GPI detects infrared (heat) radiation from young Jupiter-like planets in wide orbits around other stars, those equivalent to the giant planets in our own Solar System not long after their formation. Every planet GPI sees can be studied in detail.

"Most planets that we know about to date are only known because of indirect methods that tell us a planet is there, a bit about its orbit and mass, but not much else," says Macintosh.

"With GPI we directly image planets around stars – it's a bit like being able to dissect the system and really dive into the planet's atmospheric makeup and characteristics."

Stephen Goodsell
GPI carried out its first observations last November – during an extremely trouble-free debut for an extraordinarily complex astronomical instrument the size of a small car.

"This was one of the smoothest first-light runs Gemini has ever seen" says Stephen Goodsell, who manages the project for the observatory.

This is Gemini Planet Imager's first light image of the light scattered by a disk of dust orbiting the young star HR4796A. 

This narrow ring is thought to be dust from asteroids or comets left behind by planet formation; some scientists have theorized that the sharp edge of the ring is defined by an unseen planet.

The left image (1.9-2.1 microns) shows normal light, including both the dust ring and the residual light from the central star scattered by turbulence in the Earth's atmosphere. 

The right image shows only polarized light. Leftover starlight is unpolarized and hence removed from this image. 

The light from the back edge of the disk is strongly polarized as it scatters towards us.

Credit: Processing by Marshall Perrin, Space Telescope Science Institute.

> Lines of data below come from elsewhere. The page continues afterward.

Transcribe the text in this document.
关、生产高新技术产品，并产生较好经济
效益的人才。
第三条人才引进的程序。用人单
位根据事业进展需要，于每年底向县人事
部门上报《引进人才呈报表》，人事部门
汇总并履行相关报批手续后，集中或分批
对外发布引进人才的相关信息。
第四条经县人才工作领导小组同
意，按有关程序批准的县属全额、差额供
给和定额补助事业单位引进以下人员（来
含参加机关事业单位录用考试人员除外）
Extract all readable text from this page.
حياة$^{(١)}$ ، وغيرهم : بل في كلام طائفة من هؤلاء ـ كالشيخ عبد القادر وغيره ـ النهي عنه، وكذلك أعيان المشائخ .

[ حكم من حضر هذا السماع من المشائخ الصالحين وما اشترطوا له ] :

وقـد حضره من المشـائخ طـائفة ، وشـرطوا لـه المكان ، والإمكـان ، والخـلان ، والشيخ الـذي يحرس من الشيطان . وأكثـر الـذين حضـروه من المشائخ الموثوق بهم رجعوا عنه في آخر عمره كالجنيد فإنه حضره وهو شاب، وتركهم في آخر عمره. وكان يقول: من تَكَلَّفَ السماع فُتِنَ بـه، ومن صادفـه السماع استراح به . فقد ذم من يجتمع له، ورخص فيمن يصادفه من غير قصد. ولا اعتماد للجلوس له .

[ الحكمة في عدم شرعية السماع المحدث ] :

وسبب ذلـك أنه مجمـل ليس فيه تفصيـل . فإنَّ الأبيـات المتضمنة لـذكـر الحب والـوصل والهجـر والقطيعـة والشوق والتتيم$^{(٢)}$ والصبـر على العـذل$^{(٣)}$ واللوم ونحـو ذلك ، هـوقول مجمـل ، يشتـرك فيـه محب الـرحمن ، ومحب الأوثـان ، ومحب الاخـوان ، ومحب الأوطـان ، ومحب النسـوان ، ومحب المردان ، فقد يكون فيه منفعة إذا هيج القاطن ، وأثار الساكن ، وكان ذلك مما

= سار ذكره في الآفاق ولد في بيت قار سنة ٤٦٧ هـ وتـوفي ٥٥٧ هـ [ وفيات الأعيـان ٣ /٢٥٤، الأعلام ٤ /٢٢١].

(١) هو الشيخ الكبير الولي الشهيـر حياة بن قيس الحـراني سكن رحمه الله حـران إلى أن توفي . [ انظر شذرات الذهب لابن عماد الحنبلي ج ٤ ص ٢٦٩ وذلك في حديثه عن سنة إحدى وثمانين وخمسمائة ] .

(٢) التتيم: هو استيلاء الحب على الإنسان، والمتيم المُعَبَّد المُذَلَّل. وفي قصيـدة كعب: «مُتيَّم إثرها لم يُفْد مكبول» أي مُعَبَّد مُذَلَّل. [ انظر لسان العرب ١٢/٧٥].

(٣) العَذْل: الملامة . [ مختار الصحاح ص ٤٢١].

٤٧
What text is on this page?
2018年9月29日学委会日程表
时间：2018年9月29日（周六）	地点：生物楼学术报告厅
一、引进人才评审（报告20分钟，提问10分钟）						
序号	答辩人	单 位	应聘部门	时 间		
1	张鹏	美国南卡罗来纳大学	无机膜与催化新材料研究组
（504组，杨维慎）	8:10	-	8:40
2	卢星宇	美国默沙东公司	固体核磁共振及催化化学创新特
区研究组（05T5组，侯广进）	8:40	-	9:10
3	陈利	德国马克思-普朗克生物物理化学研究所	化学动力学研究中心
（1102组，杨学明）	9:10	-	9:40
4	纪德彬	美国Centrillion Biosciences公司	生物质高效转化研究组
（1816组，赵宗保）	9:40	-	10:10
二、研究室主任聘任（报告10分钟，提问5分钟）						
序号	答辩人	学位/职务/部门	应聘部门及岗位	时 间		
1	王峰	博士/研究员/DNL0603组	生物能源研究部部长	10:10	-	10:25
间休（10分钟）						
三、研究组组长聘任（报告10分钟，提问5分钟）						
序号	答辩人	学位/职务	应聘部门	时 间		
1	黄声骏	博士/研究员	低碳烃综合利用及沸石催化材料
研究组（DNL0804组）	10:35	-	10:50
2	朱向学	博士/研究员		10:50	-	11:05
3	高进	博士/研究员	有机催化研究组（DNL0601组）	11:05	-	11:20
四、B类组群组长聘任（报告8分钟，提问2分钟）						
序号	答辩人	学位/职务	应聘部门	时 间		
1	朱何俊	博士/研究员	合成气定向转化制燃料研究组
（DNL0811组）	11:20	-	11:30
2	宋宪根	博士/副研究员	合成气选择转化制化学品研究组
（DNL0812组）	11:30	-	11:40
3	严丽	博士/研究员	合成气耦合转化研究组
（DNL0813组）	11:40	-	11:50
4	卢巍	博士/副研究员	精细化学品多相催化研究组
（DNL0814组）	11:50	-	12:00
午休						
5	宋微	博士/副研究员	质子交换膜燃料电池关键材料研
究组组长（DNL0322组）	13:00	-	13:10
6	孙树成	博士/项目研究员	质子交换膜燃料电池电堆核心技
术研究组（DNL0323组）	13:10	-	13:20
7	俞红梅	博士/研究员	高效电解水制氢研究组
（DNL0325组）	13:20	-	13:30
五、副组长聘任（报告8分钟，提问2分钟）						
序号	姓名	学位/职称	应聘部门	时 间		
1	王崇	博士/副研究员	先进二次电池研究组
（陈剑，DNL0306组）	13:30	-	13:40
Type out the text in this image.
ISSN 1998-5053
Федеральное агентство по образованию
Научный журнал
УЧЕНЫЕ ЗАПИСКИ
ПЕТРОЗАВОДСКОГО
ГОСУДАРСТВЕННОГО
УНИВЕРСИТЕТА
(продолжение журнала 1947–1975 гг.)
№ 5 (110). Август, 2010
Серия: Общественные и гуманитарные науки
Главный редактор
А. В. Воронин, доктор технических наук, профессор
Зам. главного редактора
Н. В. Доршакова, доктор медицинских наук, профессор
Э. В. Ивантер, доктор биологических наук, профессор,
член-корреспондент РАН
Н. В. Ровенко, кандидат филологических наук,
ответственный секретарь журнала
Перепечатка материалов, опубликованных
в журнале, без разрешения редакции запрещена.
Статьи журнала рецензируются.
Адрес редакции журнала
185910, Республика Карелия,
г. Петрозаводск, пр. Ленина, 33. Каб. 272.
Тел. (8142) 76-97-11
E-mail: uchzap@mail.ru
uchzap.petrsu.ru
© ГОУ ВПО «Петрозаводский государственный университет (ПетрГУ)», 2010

For GPI's first observations, the team targeted previously known planetary systems, including the well-known Beta Pictoris system; in it GPI obtained the first-ever spectrum of the very young planet Beta Pictoris b.

The first-light team also used the instrument's polarization mode – which can detect starlight scattered by tiny particles – to study a faint ring of dust orbiting the very young star HR4796A.

With previous instruments, only the edges of this dust ring, (which may be the debris remaining from planet formation), could be seen, but with GPI astronomers can follow the entire circumference of the ring.